Wir laufen nun auf der Machnower Straße bis zur Kreuzung, wo wir rechts auf den Königsweg (so genannt, weil die preußischen Könige ihn gern für den Weg von Berlin nach Potsdam benutzten) abbiegen. Diesem bzw. dem Berliner Mauerweg folgen wir, bis wir erneut auf einer Brücke stehen, welche aber diesmal über eine ehemalige Bahnstrecke führt. Dabei handelt es sich um die (Stahnsdorfer) Friedhofsbahn, die wir uns ein anderes Mal genauer ansehen werden.

Wir biegen hinter der Brücke rechts ab und stehen bald auf einer ziemlich breiten Lichtung.
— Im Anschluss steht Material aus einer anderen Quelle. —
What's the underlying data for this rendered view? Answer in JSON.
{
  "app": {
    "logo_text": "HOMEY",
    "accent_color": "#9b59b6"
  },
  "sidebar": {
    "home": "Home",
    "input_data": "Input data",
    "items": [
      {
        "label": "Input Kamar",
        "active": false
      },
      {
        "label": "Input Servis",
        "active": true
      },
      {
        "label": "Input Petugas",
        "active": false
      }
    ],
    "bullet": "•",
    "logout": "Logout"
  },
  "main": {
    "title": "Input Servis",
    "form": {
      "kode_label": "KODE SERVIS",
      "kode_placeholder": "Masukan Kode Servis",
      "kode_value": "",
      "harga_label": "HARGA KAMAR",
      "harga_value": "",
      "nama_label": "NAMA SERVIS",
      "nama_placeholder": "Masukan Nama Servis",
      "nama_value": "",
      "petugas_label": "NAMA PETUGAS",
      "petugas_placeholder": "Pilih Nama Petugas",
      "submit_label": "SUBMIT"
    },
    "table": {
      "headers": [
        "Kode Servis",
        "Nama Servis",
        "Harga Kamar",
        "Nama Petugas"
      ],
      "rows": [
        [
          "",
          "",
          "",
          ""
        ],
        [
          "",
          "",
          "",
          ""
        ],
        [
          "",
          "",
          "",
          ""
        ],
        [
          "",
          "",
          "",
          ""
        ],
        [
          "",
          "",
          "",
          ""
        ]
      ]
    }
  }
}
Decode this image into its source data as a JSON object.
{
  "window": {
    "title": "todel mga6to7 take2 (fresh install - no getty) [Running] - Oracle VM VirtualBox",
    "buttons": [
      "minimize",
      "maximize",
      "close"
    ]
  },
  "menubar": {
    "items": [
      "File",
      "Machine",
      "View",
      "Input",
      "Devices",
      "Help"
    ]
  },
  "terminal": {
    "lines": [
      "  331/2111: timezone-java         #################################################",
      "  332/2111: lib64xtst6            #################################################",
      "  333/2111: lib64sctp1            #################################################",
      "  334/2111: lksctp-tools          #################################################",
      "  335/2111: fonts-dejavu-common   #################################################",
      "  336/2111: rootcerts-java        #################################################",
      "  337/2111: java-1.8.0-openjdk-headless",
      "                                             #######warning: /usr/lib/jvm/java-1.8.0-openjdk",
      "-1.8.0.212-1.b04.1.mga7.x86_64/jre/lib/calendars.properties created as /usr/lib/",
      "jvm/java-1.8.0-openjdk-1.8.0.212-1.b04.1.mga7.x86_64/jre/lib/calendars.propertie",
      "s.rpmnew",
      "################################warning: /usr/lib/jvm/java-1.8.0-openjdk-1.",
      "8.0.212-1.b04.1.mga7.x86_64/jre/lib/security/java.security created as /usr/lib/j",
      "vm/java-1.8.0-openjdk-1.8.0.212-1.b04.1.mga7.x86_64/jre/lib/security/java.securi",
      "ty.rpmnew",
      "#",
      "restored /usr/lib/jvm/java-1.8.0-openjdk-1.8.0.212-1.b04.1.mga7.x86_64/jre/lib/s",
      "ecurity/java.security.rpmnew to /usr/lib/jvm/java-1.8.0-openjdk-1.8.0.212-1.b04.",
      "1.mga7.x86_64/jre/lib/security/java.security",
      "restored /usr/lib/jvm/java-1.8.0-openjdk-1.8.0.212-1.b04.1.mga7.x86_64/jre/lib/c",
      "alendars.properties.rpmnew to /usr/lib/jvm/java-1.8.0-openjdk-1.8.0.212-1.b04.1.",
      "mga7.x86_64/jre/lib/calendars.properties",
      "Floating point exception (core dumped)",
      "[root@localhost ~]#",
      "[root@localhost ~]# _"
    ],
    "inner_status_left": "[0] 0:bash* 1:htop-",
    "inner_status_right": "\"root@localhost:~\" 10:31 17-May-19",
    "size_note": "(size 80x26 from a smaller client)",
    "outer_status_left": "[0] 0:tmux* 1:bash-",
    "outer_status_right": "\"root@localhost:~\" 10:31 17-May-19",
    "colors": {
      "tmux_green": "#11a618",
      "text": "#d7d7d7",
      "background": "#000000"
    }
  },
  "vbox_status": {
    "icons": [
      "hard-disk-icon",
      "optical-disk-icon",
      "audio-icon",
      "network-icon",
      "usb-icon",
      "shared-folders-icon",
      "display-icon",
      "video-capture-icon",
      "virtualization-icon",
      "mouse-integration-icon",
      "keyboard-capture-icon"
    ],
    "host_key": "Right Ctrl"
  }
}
Es ist nicht auf den ersten Blick zu erkennen, aber hierbei handelt es sich um den ehemaligen Verlauf der Autobahn A115, die in den 1960er Jahren eine andere Führung erhielt, da sie direkt auf der Grenze zwischen Westberlin und der DDR verlief. Bis Anfang der 1990er waren hier noch Autobahnreste zu sehen und im weiteren Verlauf ist sogar noch eine Brücke über den Teltowkanal erhalten. Biegen wir rechts auf die Autobahn ab, so erreichen wir nach einigen hundert Metern eine Brücke, die nahezu vollständig mit Graffiti gestaltet ist (und zumindest im Sommer sind dort oft Sprayer anzutreffen).

Dies ist unser nächstes Fundstück, denn auch über diese Brücke verlief früher die Stammbahn. Direkt hinter der Brücke links können wir erneut auf den Bahndamm hochklettern und uns alles von oben genauer ansehen. Auf der Brücke liegt noch Schotter und auch einige andere Relikte erinnern daran, dass hier einst Züge fuhren.

Brücke von der ehemaligen Autobahnfahrbahn aus
Eingezäunte Brücke von oben
Überwucherte Brücke mit noch vorhandenem Schotter
Ein Relikt der Bahnstrecke

Wir verlassen nun den Bahndamm wieder und begeben uns zurück in Richtung Friedhofsbahn-Brücke und Königsweg. Auf diesem laufen wir weiter Richtung Zehlendorf und passieren dabei die heutige A115 mit der Grenzübergangsstelle Dreilinden. An der Benschallee biegen wir nach rechts ab und laufen bis zur Berlepschstraße. Links von uns befindet sich nun ein Waldstück und, wie sollte es anders sein, auch hier finden wir Überreste der Stammbahn.

Genau hier verlief nämlich die Grenze zwischen Zehlendorf (Westberlin) und Kleinmachnow (DDR), weshalb sich in der Nähe auch einige Gedenksteine für Maueropfer befinden. An die Stammbahn erinnert hier noch die Straße (nebst gleichnamiger Bushaltestelle) “An der Stammbahn”.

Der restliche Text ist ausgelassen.